What are Clear and Soft Colours?
November 26, 2009 by Christine Scaman
Let’s say that every colour begins as grey. Drop by drop, you add a colour pigment. As you increase the amount of pigment, so do you increase the “saturation”. The colour is becoming more clear and intense. Finally, there is no grey left and what you have is a pure colour.
Understanding saturation in 12 Season Colour Analysis is key to using your colour analysis swatches correctly for selecting clothes AND makeup.
This might look like grey>dusty rose> watermelon> fuchsia. You see how the grey is being subtracted? We began with a soft, muted, dusty colour of low saturation and ended with a more pure, vivid, brilliant colour of high saturation. Another word for saturation is chroma.
A clear colour is pure. It is very far from grey. It is closer to full saturation.
Here is another comparison chart. The colours on the right are not becoming darker, or warmer, or cooler. They’re just clearer or brighter, relative to grey.
Playing with colour parameters
You could darken a colour without removing the gray : grey > heather mist > lilac > lavender > mauve. But now, you’re playing with a different aspect of colour, namely the lightness/darkness. The saturation is not changing so much. These are all soft, muted colours.

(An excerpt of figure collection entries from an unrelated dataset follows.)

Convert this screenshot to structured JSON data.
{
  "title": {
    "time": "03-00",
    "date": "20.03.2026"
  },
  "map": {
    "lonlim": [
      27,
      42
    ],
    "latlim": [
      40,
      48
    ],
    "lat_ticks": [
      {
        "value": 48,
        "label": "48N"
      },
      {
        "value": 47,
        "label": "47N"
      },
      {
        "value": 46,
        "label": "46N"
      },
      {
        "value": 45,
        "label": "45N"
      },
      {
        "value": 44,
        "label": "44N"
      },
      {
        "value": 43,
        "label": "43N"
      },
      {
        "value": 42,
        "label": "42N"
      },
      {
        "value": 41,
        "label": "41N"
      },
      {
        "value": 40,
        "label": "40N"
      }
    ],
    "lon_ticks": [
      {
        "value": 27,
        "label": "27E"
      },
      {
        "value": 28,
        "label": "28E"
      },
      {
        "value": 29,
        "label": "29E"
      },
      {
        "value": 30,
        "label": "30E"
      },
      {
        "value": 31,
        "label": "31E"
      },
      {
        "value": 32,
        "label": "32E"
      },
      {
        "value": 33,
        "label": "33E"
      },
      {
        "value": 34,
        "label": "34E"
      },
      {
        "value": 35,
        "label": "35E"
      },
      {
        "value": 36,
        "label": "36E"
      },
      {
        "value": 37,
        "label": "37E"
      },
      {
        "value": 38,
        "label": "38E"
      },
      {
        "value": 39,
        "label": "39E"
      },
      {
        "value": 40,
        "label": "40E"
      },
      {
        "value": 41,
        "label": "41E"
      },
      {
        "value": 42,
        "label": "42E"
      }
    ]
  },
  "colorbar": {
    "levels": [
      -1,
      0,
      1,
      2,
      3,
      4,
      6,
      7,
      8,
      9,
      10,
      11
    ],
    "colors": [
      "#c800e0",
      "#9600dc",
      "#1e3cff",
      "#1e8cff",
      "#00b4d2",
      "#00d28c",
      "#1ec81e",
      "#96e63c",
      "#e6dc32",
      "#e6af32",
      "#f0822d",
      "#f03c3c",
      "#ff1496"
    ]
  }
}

You could equally change 2 parameters of colour at once : Wedgewood blue>sky blue>sapphire. We are increasing darkness and increasing saturation at once.
Colour has a third parameter, that being warm/cool. Personal Colour Analysis is determing exactly where your colouring stands in terms of all 3 criteria.
True and Neutral Season colour saturation
Who needs to know? Pretty well everybody, actually. The Summer and Autumn seasons wear absolutely muted colours. Though Autumn’s are more golden-brown and Summer’s are more grey, both are duller than the truly pure Winter and Spring shades.
The True Seasons are absolutes insofar as the colour clarity or softness. Either the colours are clear or they’re not. For the 75% of you who are a Season blend, or a Neutral Season, your colours are softened or muted to a degree. The PCA tells you how much.
In fact, the True Seasons are absolute with respect to all 3 parameters of colour – warm vs. cool and light vs. dark, as well as bright/soft. Therein lies the problem with 4 Season Colour Analysis.
The Neutral Seasons are born with a personal colour palette that is warm/cool/light/dark/bright soft to some degree. It is in the particular combination of the degrees that you arrive at the 8 Neutral groups.
The saturation of grey
Can grey itself be more or less clear?It sure seems crisper and sharper in the Winter greys than in softer Summer greys.
Winter’s grey is pure. That means that it is made of black and white. That’s it.
Summer’s greys have blue in them. Spring’s have yellow, and Autumn’s have brown.
How about a pure vs. muted yellow? Daffodil vs. butterscotch.
Brown is a little complicated. Brown is a dark orange, but it’s also an important characteristic of the entire Autumn group. It is most certainly NOT a characteristic of the other Seasons, or at least, it takes a much different form.